I don't need rifling for what I use the gun for
Sounds like you just justified it. Especially if you need to shoot shot as well.

If you don't need something period correct, look for a TC New Englander, or consider an India made gun, but that will probably need the lock worked on, at least tuned.
Not sure what the cost is of having Bobby Hoyt bore your rifle smooth, might be cheaper than a used smoothbore gun.
 
By those quotes you are correct.
I didn't buy this particular gun, I caught a canoe with my anchor while fishing then traded the vessel for the gun. It doesn't do anything my other guns can't do.
The flintlock was a miserable thing to make work in the beginning (see the smashing flints thread) but since then iv grown to enjoy it. The only reason I decided to try loose shot was because of the distance I had to shoot. The bush where I live is tight birds are typically shot inside 20m.
I do enjoy taking the flintlock for long walks on fall days, I enjoy it's quirks and the small explosion right infront of my face. At the end of the day it is just a fun to use mass accelerator. I guess what my ramblings are getting to is I was just hoping somebody out there had the same curiosity paired with some practicable experience. I appreciate all of the feed back.
 
I was just hoping somebody out there had the same curiosity paired with some practicable experience.
Yup, several somebodys.
This topic does come up on occasion, trying to make loose shot work in a rifled barrel.
Roundball from a smoothbore works better than shot from a rifled bore. Just how it is.

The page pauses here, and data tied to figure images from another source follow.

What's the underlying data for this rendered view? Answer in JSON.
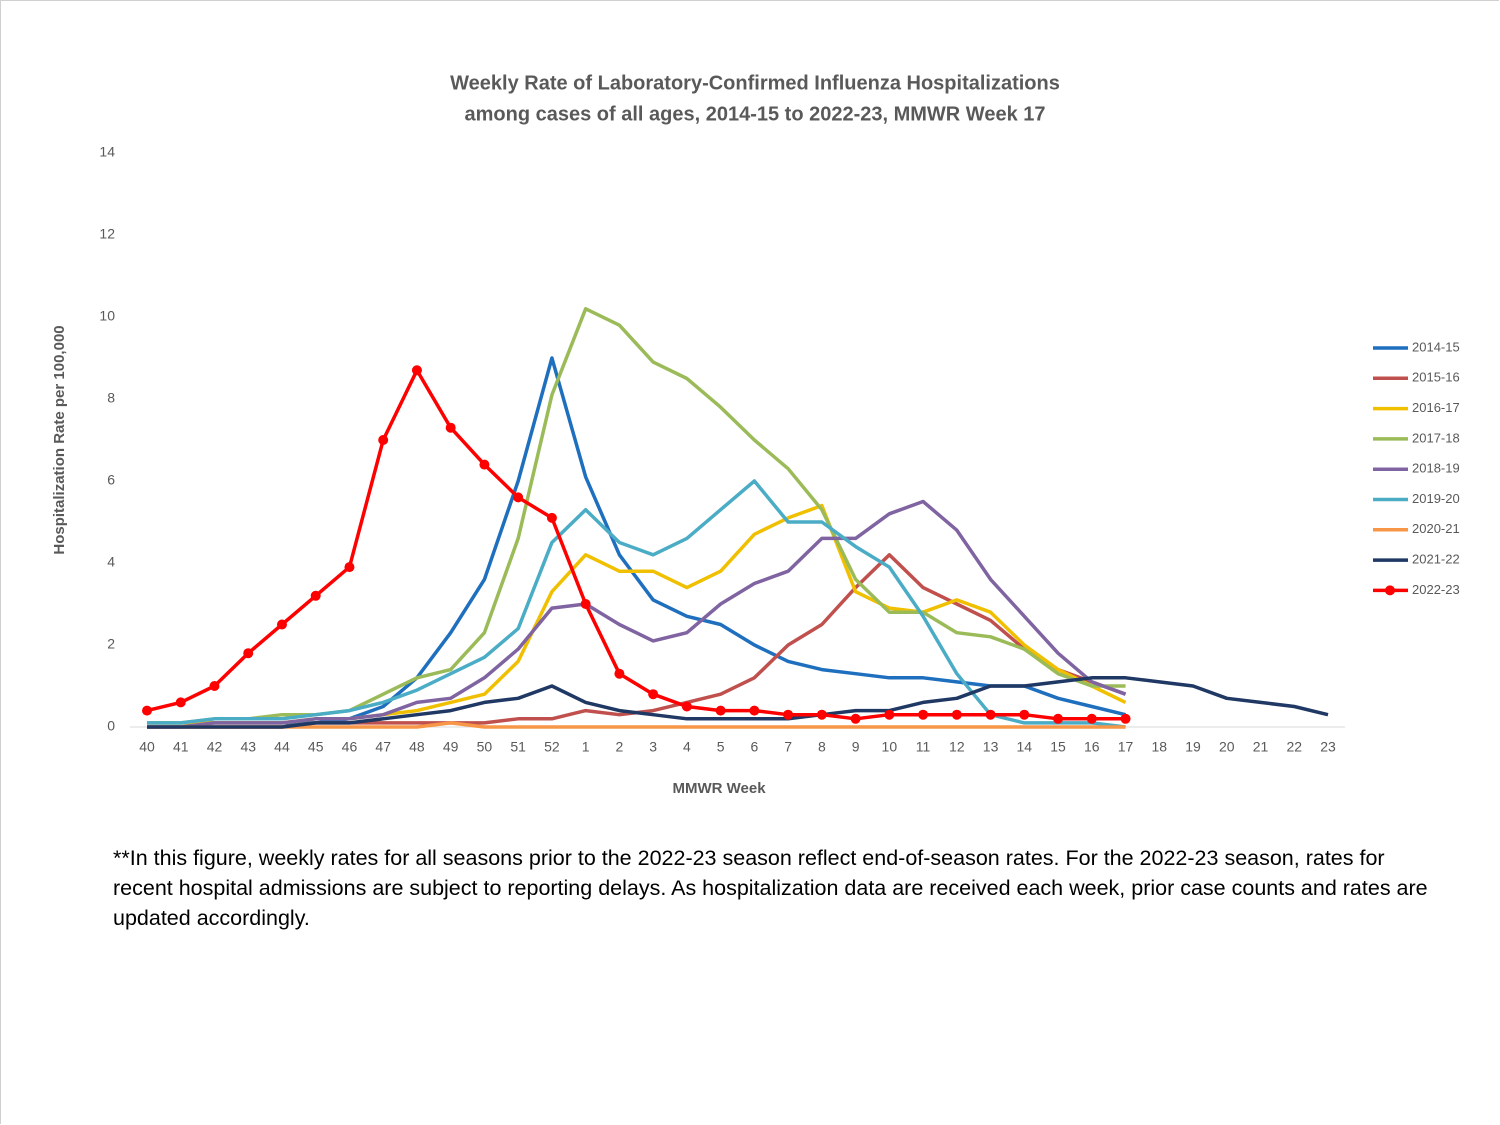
{
  "chart_data": {
    "type": "line",
    "title": "Weekly Rate of Laboratory-Confirmed Influenza Hospitalizations",
    "subtitle": "among cases of all ages, 2014-15 to 2022-23, MMWR Week 17",
    "x_label": "MMWR Week",
    "y_label": "Hospitalization Rate per 100,000",
    "note": "**In this figure, weekly rates for all seasons prior to the 2022-23 season reflect end-of-season rates. For the 2022-23 season, rates for recent hospital admissions are subject to reporting delays. As hospitalization data are received each week, prior case counts and rates are updated accordingly.",
    "categories": [
      "40",
      "41",
      "42",
      "43",
      "44",
      "45",
      "46",
      "47",
      "48",
      "49",
      "50",
      "51",
      "52",
      "1",
      "2",
      "3",
      "4",
      "5",
      "6",
      "7",
      "8",
      "9",
      "10",
      "11",
      "12",
      "13",
      "14",
      "15",
      "16",
      "17",
      "18",
      "19",
      "20",
      "21",
      "22",
      "23"
    ],
    "ylim": [
      0,
      14
    ],
    "yticks": [
      0,
      2,
      4,
      6,
      8,
      10,
      12,
      14
    ],
    "grid": false,
    "legend": "right",
    "series": [
      {
        "name": "2014-15",
        "color": "#1f6fbf",
        "values": [
          0.1,
          0.1,
          0.1,
          0.1,
          0.1,
          0.1,
          0.2,
          0.5,
          1.2,
          2.3,
          3.6,
          6.0,
          9.0,
          6.1,
          4.2,
          3.1,
          2.7,
          2.5,
          2.0,
          1.6,
          1.4,
          1.3,
          1.2,
          1.2,
          1.1,
          1.0,
          1.0,
          0.7,
          0.5,
          0.3,
          null,
          null,
          null,
          null,
          null,
          null
        ]
      },
      {
        "name": "2015-16",
        "color": "#c0504d",
        "values": [
          0.0,
          0.0,
          0.0,
          0.0,
          0.0,
          0.1,
          0.1,
          0.1,
          0.1,
          0.1,
          0.1,
          0.2,
          0.2,
          0.4,
          0.3,
          0.4,
          0.6,
          0.8,
          1.2,
          2.0,
          2.5,
          3.4,
          4.2,
          3.4,
          3.0,
          2.6,
          1.9,
          1.4,
          1.1,
          0.8,
          null,
          null,
          null,
          null,
          null,
          null
        ]
      },
      {
        "name": "2016-17",
        "color": "#f0c000",
        "values": [
          0.1,
          0.1,
          0.1,
          0.1,
          0.1,
          0.2,
          0.2,
          0.3,
          0.4,
          0.6,
          0.8,
          1.6,
          3.3,
          4.2,
          3.8,
          3.8,
          3.4,
          3.8,
          4.7,
          5.1,
          5.4,
          3.3,
          2.9,
          2.8,
          3.1,
          2.8,
          2.0,
          1.4,
          1.0,
          0.6,
          null,
          null,
          null,
          null,
          null,
          null
        ]
      },
      {
        "name": "2017-18",
        "color": "#9bbb59",
        "values": [
          0.1,
          0.1,
          0.2,
          0.2,
          0.3,
          0.3,
          0.4,
          0.8,
          1.2,
          1.4,
          2.3,
          4.6,
          8.1,
          10.2,
          9.8,
          8.9,
          8.5,
          7.8,
          7.0,
          6.3,
          5.3,
          3.6,
          2.8,
          2.8,
          2.3,
          2.2,
          1.9,
          1.3,
          1.0,
          1.0,
          null,
          null,
          null,
          null,
          null,
          null
        ]
      },
      {
        "name": "2018-19",
        "color": "#8064a2",
        "values": [
          0.0,
          0.0,
          0.1,
          0.1,
          0.1,
          0.2,
          0.2,
          0.3,
          0.6,
          0.7,
          1.2,
          1.9,
          2.9,
          3.0,
          2.5,
          2.1,
          2.3,
          3.0,
          3.5,
          3.8,
          4.6,
          4.6,
          5.2,
          5.5,
          4.8,
          3.6,
          2.7,
          1.8,
          1.1,
          0.8,
          null,
          null,
          null,
          null,
          null,
          null
        ]
      },
      {
        "name": "2019-20",
        "color": "#4bacc6",
        "values": [
          0.1,
          0.1,
          0.2,
          0.2,
          0.2,
          0.3,
          0.4,
          0.6,
          0.9,
          1.3,
          1.7,
          2.4,
          4.5,
          5.3,
          4.5,
          4.2,
          4.6,
          5.3,
          6.0,
          5.0,
          5.0,
          4.4,
          3.9,
          2.7,
          1.3,
          0.3,
          0.1,
          0.1,
          0.1,
          0.0,
          null,
          null,
          null,
          null,
          null,
          null
        ]
      },
      {
        "name": "2020-21",
        "color": "#f79646",
        "values": [
          0.0,
          0.0,
          0.0,
          0.0,
          0.0,
          0.0,
          0.0,
          0.0,
          0.0,
          0.1,
          0.0,
          0.0,
          0.0,
          0.0,
          0.0,
          0.0,
          0.0,
          0.0,
          0.0,
          0.0,
          0.0,
          0.0,
          0.0,
          0.0,
          0.0,
          0.0,
          0.0,
          0.0,
          0.0,
          0.0,
          null,
          null,
          null,
          null,
          null,
          null
        ]
      },
      {
        "name": "2021-22",
        "color": "#1f3864",
        "values": [
          0.0,
          0.0,
          0.0,
          0.0,
          0.0,
          0.1,
          0.1,
          0.2,
          0.3,
          0.4,
          0.6,
          0.7,
          1.0,
          0.6,
          0.4,
          0.3,
          0.2,
          0.2,
          0.2,
          0.2,
          0.3,
          0.4,
          0.4,
          0.6,
          0.7,
          1.0,
          1.0,
          1.1,
          1.2,
          1.2,
          1.1,
          1.0,
          0.7,
          0.6,
          0.5,
          0.3
        ]
      },
      {
        "name": "2022-23",
        "color": "#ff0000",
        "marker": true,
        "values": [
          0.4,
          0.6,
          1.0,
          1.8,
          2.5,
          3.2,
          3.9,
          7.0,
          8.7,
          7.3,
          6.4,
          5.6,
          5.1,
          3.0,
          1.3,
          0.8,
          0.5,
          0.4,
          0.4,
          0.3,
          0.3,
          0.2,
          0.3,
          0.3,
          0.3,
          0.3,
          0.3,
          0.2,
          0.2,
          0.2,
          null,
          null,
          null,
          null,
          null,
          null
        ]
      }
    ]
  }
}
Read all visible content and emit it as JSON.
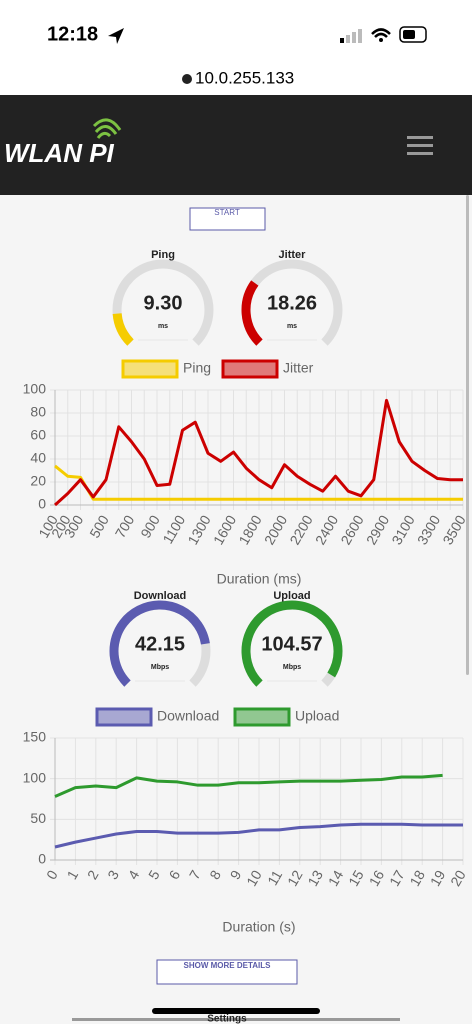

I notice you used meters for your distance, where are you located?

Enjoy the free gun for what it is.
 
I'm located near Pembroke Ontario.
I did know that the rifling though slow would affect pattern to some degree. The gun is fun to shoot, maybe eventually I will do something to smooth the bore or replace it with a smooth bore.
 
It very well could have been a cool story. At the time the story was unfolding it wasn't cool. The canoe had been on bottom a while. It was near a creek mouth and a third full if silt in 10-15m of water. It was a struggle to get to the surface. The previous owner of the boat had screwed a cleet to the nose. I didn't notice the string tied to it, the canoe was anchored. More specifically the anchor was stuck in rocks. I got everything free only took a bit more than a fortnight.
 
I'm old , and from the era of Numeric button rifled m/l barrels , 1970. Usta git them from Dixie Gun Works for some cheap price I could afford.. They had .008 depth button rifling done on a modern single pass modern rifling machine. Any way , had one barrel that I thought I could make into a smooth rifle barrel.. Took a 40 inch 1/2 " diam. piece of rod stock, cut a slit in one end , and got the ugliest # 40 grit emory cloth I could find. Tore the emory cloth in strips to load into the slit in the steel rod to fill up the gun barrel bore until it could just be turned with an electric drill motor.. It cut the rifling in that barrel slowly into a smooth rifle . It took many emory cloth changes , and about a week of evenings, but was successful.
Back then , there were still a few Civil war muskets around to buy. Found a Potzdam Belgian musket somewhere , and did the same with it. Before I started on the Potzdam , the bore was in very poor condition , and when done , I was able to shoot it with round balls , about 70 cal. size. ............Just a thought........oldwood
 
The only reservation I have about doing that is somehow ending up with some weird 52 cal I can't buy stuff for.
 
In a smoothbore, I wrapped #7 shot in nitrated paper and aimed at a paper target, 15 yards out. Over powder wad and a cushion wad under the shot and a thin overshot card on top. Instead of spreading out like shot usually does, it acted like a slug. One big hole in the paper target, not a spread of tiny holes, the wrapped shot acted the same way several times.
 
That has also been my best performing set up as well. With the rifling in my gun the paper gets cut and sometimes looks like spaghetti. I'm just guessing that the paper gets cut when the shot column obturate's under the force of acceleration.
 
I'm a rifleman but do enjoy my 20 ga smoothbore musket/fowler/shotgun/whatever. A rifle simply can't do the job a smoothbore can. But the reverse in NOT true and a smoothbore can do what a rifle can do and do it pretty well.